Fundada por Jaume Sanpera, empresario catalán con experiencia en telecomunicaciones, la compañía nació con una convicción estratégica: la conectividad masiva del Internet de las Cosas (IoT) requeriría una infraestructura que complementara, desde el espacio, las redes terrestres. Pero esa infraestructura debía cumplir dos requisitos exigentes: interoperabilidad con los estándares 3GPP y costos viables para aplicaciones industriales.
Barcelona como plataforma de despegue
El proyecto tomó forma en los primeros años de la década de 2020, cuando Sateliot articuló un equipo técnico con base en Barcelona. La apuesta era ambiciosa: desarrollar una constelación de más de 100 satélites con cobertura global, diseñados para comunicarse con dispositivos terrestres estándar, sin necesidad de adaptaciones propietarias.
Mientras grandes conglomerados avanzaban con modelos cerrados o satélites de alto costo, Sateliot eligió una vía distinta: dispositivos más pequeños, de órbita baja, lanzados en forma escalonada, con capacidad para integrarse con redes 5G sin alterar el ecosistema ya existente.
Esa decisión implicó desafíos técnicos y políticos. Por un lado, debía lograr que su tecnología fuera validada por los organismos de normalización global. Por otro, debía insertarse en un mercado altamente concentrado, donde el liderazgo estaba en manos de potencias no europeas.
La alianza con Alén Space y el primer hito orbital
En 2024, la empresa concretó el primer paso visible: lanzó sus cuatro satélites iniciales a bordo de un cohete de SpaceX. Lo hizo en colaboración con Alén Space, una firma gallega especializada en el diseño y ensamblaje de nanosatélites. El éxito del lanzamiento no solo validó la tecnología, sino que demostró la posibilidad de articular capacidades industriales dentro de España.
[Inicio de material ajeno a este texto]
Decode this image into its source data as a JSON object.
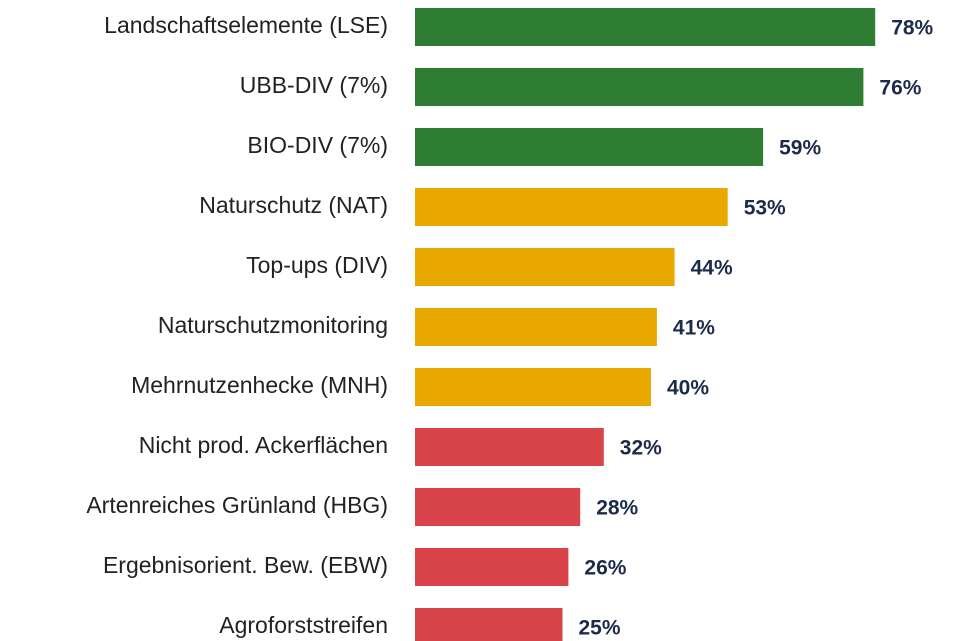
{
  "chart_data": {
    "type": "barh",
    "categories": [
      "Landschaftselemente (LSE)",
      "UBB-DIV (7%)",
      "BIO-DIV (7%)",
      "Naturschutz (NAT)",
      "Top-ups (DIV)",
      "Naturschutzmonitoring",
      "Mehrnutzenhecke (MNH)",
      "Nicht prod. Ackerflächen",
      "Artenreiches Grünland (HBG)",
      "Ergebnisorient. Bew. (EBW)",
      "Agroforststreifen"
    ],
    "values": [
      78,
      76,
      59,
      53,
      44,
      41,
      40,
      32,
      28,
      26,
      25
    ],
    "value_labels": [
      "78%",
      "76%",
      "59%",
      "53%",
      "44%",
      "41%",
      "40%",
      "32%",
      "28%",
      "26%",
      "25%"
    ],
    "colors": [
      "#2e7d32",
      "#2e7d32",
      "#2e7d32",
      "#e8a800",
      "#e8a800",
      "#e8a800",
      "#e8a800",
      "#d9444a",
      "#d9444a",
      "#d9444a",
      "#d9444a"
    ]
  }
}
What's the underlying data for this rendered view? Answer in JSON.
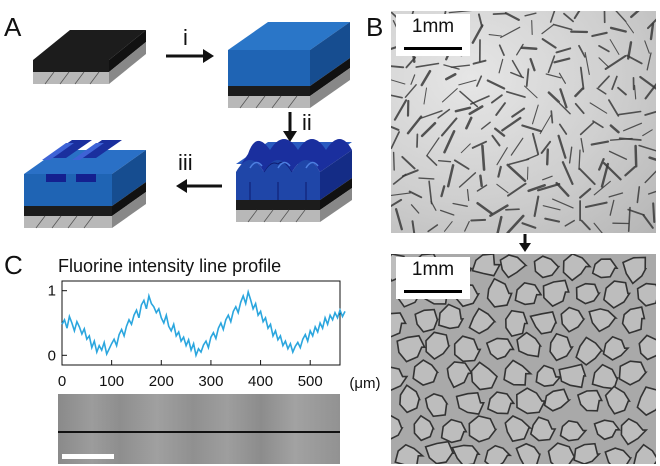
{
  "panels": {
    "a": {
      "letter": "A",
      "steps": [
        "i",
        "ii",
        "iii"
      ]
    },
    "b": {
      "letter": "B",
      "scalebar_top": "1mm",
      "scalebar_bottom": "1mm"
    },
    "c": {
      "letter": "C"
    }
  },
  "colors": {
    "substrate_black": "#1c1c1c",
    "coating_blue": "#1f64b4",
    "wrinkle_dark_blue": "#14208f",
    "profile_line": "#2ba6de"
  },
  "chart_data": {
    "type": "line",
    "title": "Fluorine intensity line profile",
    "xlabel": "",
    "ylabel": "",
    "unit": "(μm)",
    "xlim": [
      0,
      560
    ],
    "ylim": [
      -0.15,
      1.15
    ],
    "xticks": [
      "0",
      "100",
      "200",
      "300",
      "400",
      "500"
    ],
    "yticks": [
      "0",
      "1"
    ],
    "grid": false,
    "series": [
      {
        "x_step": 5,
        "values": [
          0.48,
          0.55,
          0.42,
          0.6,
          0.5,
          0.38,
          0.52,
          0.44,
          0.33,
          0.41,
          0.25,
          0.3,
          0.12,
          0.22,
          0.05,
          0.15,
          0.08,
          0.2,
          0.02,
          0.1,
          0.18,
          0.25,
          0.15,
          0.32,
          0.4,
          0.3,
          0.45,
          0.55,
          0.48,
          0.62,
          0.7,
          0.58,
          0.78,
          0.85,
          0.72,
          0.92,
          0.8,
          0.75,
          0.66,
          0.72,
          0.58,
          0.5,
          0.62,
          0.45,
          0.38,
          0.48,
          0.3,
          0.36,
          0.22,
          0.28,
          0.15,
          0.24,
          0.08,
          0.18,
          0.0,
          0.1,
          0.05,
          0.16,
          0.22,
          0.12,
          0.28,
          0.35,
          0.26,
          0.42,
          0.5,
          0.4,
          0.55,
          0.62,
          0.52,
          0.68,
          0.75,
          0.66,
          0.82,
          0.92,
          0.8,
          0.98,
          0.86,
          0.72,
          0.8,
          0.62,
          0.68,
          0.52,
          0.58,
          0.42,
          0.48,
          0.3,
          0.38,
          0.24,
          0.3,
          0.15,
          0.22,
          0.1,
          0.18,
          0.05,
          0.14,
          0.2,
          0.12,
          0.25,
          0.32,
          0.22,
          0.38,
          0.3,
          0.44,
          0.36,
          0.5,
          0.42,
          0.58,
          0.48,
          0.62,
          0.55,
          0.66,
          0.58,
          0.7,
          0.6,
          0.68
        ]
      }
    ]
  }
}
Esa operación tuvo un efecto simbólico. Mostró que era posible diseñar, fabricar y operar infraestructura crítica desde Europa, con componentes locales, sin depender de actores externos. En un contexto donde la Comisión Europea empezaba a hablar de “soberanía tecnológica”, Sateliot se convirtió en caso testigo.
Proyección, ingresos y política industrial
A mediados de 2025, la compañía anunció un nuevo contrato con Alén Space para la fabricación de cinco satélites adicionales. El plan proyecta ingresos por €1.000 millones hacia 2030, con acuerdos ya firmados con más de 400 clientes en 50 países. La cifra es significativa, pero aún más lo es el modelo de negocio que sustenta esa proyección: conectividad 5G desde el espacio, con infraestructura abierta, basada en estándares globales, adaptable a múltiples usos: agroindustria, logística, defensa, energía.
Pero Sateliot no es solo una firma tecnológica. Es también una expresión de política industrial. Reivindica la capacidad de generar valor desde una periferia que, en otros contextos, aparece subordinada a centros de decisión ajenos. Y en ese sentido, su recorrido no es apenas una narración empresarial, sino un experimento geopolítico.
Tecnología y soberanía: una tensión contemporánea
La historia de Sateliot remite a una tensión más amplia: la que existe entre innovación tecnológica y dependencia estructural. En un mundo donde las redes, los satélites y los protocolos de comunicación son cada vez más decisivos para la economía y la seguridad, la posibilidad de contar con proveedores propios no es un lujo, sino una necesidad estratégica.
Sateliot ha sabido ocupar ese espacio. No con discursos, sino con dispositivos. No con promesas, sino con satélites en funcionamiento. Su trayectoria demuestra que la soberanía tecnológica no es un eslogan, sino una construcción paciente, técnica, metódica.
Como en todo proyecto estructural, sus resultados serán evaluados con el tiempo. Pero su audacia inicial —apostar por una constelación europea, interoperable y abierta— ya ha alterado las coordenadas del sector. En ese movimiento, la pequeña firma catalana se ha convertido en protagonista de un cambio mayor: el intento de Europa por recuperar autonomía en el dominio orbital.